Welcome back to season 2 of PT Elevated where we are broadening our topics to include more researchers but still focusing on topics that you can use in your clinic every day.
Our eighth episode of season 2 welcomes Dr. Steve George who is in the department of Duke University’s Orthopaedic Surgery and a member of their Clinical Research Institute. His primary charge is research where his focused has been in musculoskeletal pain conditions, cohort studies, clinical trials with low back pain and more! This week he discusses acute and chronic lower back pain as it is related to recent changes to the newest clinical practice guidelines that were recently released.
Here are some of the highlights:
Clinical practice guidelines are guidelines provided to assist in clinical decision making, not to take the place of clinician judgment. The new Clinical Practice Guidelines for back pain are a revision to the 2012 release focused primarily on intervention updates. Things to remind your students and learners are these are guidelines they do not necessarily override the 2012 guidelines.

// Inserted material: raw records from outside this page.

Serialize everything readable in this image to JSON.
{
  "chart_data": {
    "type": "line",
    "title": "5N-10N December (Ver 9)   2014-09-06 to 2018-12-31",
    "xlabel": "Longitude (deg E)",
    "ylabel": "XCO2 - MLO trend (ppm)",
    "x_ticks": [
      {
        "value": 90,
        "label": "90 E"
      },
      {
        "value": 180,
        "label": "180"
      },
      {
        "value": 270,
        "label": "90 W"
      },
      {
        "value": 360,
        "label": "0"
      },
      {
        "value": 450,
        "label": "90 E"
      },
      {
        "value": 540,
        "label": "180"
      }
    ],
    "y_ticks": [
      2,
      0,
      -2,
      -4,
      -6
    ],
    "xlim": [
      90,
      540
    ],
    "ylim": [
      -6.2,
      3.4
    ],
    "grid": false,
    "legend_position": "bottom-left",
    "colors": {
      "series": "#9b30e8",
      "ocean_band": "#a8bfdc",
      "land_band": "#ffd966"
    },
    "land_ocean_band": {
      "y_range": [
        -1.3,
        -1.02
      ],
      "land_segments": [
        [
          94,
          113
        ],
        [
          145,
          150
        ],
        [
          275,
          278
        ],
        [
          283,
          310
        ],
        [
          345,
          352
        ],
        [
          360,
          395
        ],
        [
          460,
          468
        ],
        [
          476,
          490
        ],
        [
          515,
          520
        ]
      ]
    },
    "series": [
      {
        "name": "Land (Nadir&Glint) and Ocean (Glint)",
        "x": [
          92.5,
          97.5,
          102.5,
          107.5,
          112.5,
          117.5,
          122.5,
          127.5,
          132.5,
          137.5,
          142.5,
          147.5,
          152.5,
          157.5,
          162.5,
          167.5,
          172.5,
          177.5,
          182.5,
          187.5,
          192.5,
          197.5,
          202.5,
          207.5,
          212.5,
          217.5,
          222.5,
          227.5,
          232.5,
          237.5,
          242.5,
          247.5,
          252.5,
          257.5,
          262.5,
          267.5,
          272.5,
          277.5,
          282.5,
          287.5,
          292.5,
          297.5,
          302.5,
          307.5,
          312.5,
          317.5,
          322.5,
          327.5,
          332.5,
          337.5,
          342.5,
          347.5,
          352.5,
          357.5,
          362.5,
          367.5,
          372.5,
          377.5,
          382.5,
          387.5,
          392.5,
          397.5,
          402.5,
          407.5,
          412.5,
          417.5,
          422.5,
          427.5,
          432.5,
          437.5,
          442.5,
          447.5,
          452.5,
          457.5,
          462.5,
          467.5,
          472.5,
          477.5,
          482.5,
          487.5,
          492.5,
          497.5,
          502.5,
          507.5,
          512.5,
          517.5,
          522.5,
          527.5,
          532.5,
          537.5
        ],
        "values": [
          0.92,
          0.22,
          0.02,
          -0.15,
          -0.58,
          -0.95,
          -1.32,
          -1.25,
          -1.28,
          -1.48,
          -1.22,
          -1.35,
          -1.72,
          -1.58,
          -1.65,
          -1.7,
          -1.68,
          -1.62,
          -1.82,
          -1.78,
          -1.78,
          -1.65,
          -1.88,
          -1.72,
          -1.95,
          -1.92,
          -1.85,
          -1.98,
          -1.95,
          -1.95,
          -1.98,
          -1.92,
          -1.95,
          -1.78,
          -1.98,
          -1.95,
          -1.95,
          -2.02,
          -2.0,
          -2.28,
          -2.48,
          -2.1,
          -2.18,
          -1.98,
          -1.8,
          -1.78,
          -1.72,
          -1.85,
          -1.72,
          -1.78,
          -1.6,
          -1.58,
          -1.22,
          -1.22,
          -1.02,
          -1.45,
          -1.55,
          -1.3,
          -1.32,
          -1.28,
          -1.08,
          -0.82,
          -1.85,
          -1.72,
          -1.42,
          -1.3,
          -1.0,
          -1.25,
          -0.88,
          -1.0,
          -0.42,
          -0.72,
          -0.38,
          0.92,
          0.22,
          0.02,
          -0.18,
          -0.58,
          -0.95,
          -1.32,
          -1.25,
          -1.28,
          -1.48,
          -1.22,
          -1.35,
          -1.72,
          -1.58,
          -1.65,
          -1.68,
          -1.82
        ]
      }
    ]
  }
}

“I still think there is value in structuring your decision making around things and it’s great when there is a lot of evidence to support them, you just have to temper it to support them when there isn’t as much evidence. I think the exercise in structuring your thinking is still super valuable especially for those people just getting started in the area. Clinicians need to understand that you have to have flexibility in decision making because nothing in their findings were clearly superior and they know that happens with back pain studies. There isn’t a huge difference in results in exercise or manual therapy trials for back pain in some areas of medicine if they saw these small differences, they would wonder what we were studying but we live in small to moderate effects and that makes decision making a little bit more challenging.”
Steve shared the search Process for updating the Clinical Practice Guidelines:
- Research Questions
They decided to keep the questions for the clinical practice guideline update broader because they are covering a lot of area
- Gathering search terms
They had the original search terms from the 2012 clinical practice guidelines and updated where needed.
Focused on randomized trials
Only looked at studies with PEDro scores 6 or higher
Focused on trials where a PT was either delivering the treatment or they were in a PT environment.
- First Draft
Put together and sent out for external reviews
- Submit final version
Get an Infographic and the summary of recommendations
“Our hope is that people can use this as fuel to get an idea of what they want to do in their local health systems, in trying a new approach. It was good to see some new themes popping up in this update like pain neuroscience education, cognitive functional therapy, and the prognostic risk stratification. A lot of this is moving away from the diagnostic model of treating back pain and moving into this management model that can be informed by prognosis.”
Steve’s Clinical Pearl – “I think remaining curious is so important. Asking good question and if you do not get good answers to your questions keep asking them. That is what drove me from moving from a clinical career to a research career. I was not the smartest person in the clinic. I was never voted most likely to do research, but I think when I got out and practiced, I think what bothered some of the people I worked with is just being curious and wondering why we were doing things one way. The focused curiosity. Secondly, I grew up in the non-patient centered era, but I learned so much from listening to my patients and viewing it as a bridge of my expertise with what their experiences were. Listening to your patients. Be curious not only about the patients that got better but the patients that did not.”